Except that doesn't quite work, as Asari are clearly the most human shaped of all the major alien races you encounter. If Asari looked like Krogan or Turians to members of that species, the illusion would be dispelled as soon as physical contact was made, as they are blatantly different (wrong head shape, number of fingers etc.). Combined with the fact that only humans and asari could use the same armour in ME1, it is clear that asari are basically human-like.Dreadjaws said:The Asari shouldn't count. The interesting deal about them is that they're "shape-cheaters". They actually look like a member of whichever race whomever's watching them belongs to. They look human-like to us because we're human, to the Turians, they look turian-like and so on.tmande2nd said:Alien space babes:
Making an entire group of aliens "hawt" so that people can get cheap fanservice.
Twileks
Orions
Asari
I dont mind fanservice in works of fiction, but when Captain Dude lands on a planet and the female population consists entirely of bikini models in skin paint with some rubber ridges added to their forehead my eyes roll so hard they hurt.

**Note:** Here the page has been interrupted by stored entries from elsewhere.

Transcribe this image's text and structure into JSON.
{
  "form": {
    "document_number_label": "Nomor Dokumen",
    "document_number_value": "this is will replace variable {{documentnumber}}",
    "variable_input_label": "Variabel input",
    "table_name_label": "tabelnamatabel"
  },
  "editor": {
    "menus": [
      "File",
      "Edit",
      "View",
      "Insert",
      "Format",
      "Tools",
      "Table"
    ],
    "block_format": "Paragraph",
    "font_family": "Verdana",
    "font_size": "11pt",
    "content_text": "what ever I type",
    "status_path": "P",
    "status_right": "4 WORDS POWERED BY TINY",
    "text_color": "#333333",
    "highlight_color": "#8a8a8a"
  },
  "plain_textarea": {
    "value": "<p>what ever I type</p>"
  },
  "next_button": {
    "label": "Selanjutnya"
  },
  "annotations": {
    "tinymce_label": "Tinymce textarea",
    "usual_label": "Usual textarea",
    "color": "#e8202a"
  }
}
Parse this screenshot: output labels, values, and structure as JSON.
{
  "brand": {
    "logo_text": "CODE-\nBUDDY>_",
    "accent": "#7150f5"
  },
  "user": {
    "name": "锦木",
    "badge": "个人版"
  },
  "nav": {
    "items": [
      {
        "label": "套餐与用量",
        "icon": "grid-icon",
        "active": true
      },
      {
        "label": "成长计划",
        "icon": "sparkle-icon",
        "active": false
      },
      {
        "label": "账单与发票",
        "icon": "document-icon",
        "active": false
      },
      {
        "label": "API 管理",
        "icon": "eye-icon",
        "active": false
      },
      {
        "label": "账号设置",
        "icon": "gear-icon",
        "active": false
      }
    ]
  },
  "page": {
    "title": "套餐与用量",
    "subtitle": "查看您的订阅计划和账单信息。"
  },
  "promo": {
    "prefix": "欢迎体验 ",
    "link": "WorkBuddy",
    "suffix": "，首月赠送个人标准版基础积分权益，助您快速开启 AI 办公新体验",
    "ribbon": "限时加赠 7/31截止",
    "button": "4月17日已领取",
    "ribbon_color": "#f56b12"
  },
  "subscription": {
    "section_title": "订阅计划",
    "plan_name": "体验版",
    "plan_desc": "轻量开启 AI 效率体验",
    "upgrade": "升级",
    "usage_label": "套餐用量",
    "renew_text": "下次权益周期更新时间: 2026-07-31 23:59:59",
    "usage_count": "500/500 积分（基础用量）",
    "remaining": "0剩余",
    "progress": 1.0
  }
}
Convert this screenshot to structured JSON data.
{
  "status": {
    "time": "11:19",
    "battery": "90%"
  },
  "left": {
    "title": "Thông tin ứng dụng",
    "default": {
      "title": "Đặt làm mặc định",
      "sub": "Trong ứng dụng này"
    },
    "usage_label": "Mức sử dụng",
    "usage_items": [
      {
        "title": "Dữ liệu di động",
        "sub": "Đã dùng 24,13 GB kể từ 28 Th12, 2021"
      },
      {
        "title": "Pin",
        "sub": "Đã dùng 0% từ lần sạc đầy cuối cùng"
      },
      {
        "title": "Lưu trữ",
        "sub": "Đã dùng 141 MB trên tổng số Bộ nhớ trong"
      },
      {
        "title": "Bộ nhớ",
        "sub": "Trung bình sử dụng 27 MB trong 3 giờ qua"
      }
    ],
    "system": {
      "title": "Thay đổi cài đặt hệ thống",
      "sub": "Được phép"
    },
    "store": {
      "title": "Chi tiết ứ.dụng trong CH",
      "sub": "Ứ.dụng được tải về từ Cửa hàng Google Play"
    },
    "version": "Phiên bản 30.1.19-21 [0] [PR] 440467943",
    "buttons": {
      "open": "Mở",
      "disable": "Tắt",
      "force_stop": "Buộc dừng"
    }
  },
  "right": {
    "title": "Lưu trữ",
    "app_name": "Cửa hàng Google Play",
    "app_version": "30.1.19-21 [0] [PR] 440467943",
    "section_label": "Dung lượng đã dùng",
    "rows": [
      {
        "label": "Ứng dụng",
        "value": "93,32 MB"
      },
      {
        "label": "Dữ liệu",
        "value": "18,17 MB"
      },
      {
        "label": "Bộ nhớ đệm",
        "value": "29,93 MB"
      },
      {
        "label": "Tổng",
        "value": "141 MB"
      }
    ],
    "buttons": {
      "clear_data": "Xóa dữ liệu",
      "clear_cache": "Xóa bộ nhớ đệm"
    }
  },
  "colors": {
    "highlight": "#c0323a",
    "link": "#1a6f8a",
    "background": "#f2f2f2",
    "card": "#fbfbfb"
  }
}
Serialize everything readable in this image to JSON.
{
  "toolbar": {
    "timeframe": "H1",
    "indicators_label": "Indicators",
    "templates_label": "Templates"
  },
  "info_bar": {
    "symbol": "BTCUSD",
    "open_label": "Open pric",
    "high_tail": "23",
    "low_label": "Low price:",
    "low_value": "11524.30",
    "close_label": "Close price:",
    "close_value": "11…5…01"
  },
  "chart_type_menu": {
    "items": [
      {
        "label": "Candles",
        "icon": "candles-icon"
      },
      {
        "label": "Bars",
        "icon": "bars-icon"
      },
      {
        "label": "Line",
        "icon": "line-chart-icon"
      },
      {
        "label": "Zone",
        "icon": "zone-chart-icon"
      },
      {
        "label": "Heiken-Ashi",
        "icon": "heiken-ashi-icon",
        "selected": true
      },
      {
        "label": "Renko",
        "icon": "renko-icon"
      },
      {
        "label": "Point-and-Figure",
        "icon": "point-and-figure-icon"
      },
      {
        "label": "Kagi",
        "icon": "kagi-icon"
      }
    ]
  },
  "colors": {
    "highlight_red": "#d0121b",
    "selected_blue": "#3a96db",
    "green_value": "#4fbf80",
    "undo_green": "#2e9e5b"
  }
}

So there are 2 possible explanations I can think of for that scene in the bar in ME2 (which I assume is the basis for the "shape-cheater" idea). The first is that the writers were stupidly lazy and forgot what the first game had already shown us, and put that scene in to deflect the very trope we're discussing, despite it not making any sense (this is very possible, as I'm leaning towards the idea that the only thing the writer could remember between games was who Shepard could sleep with). The second is that you hear the salarian and turian essentially explaining their own species' 'male gaze', with each species focussing on the closest analogue the asari posses to their own species' secondary sexual characteristics.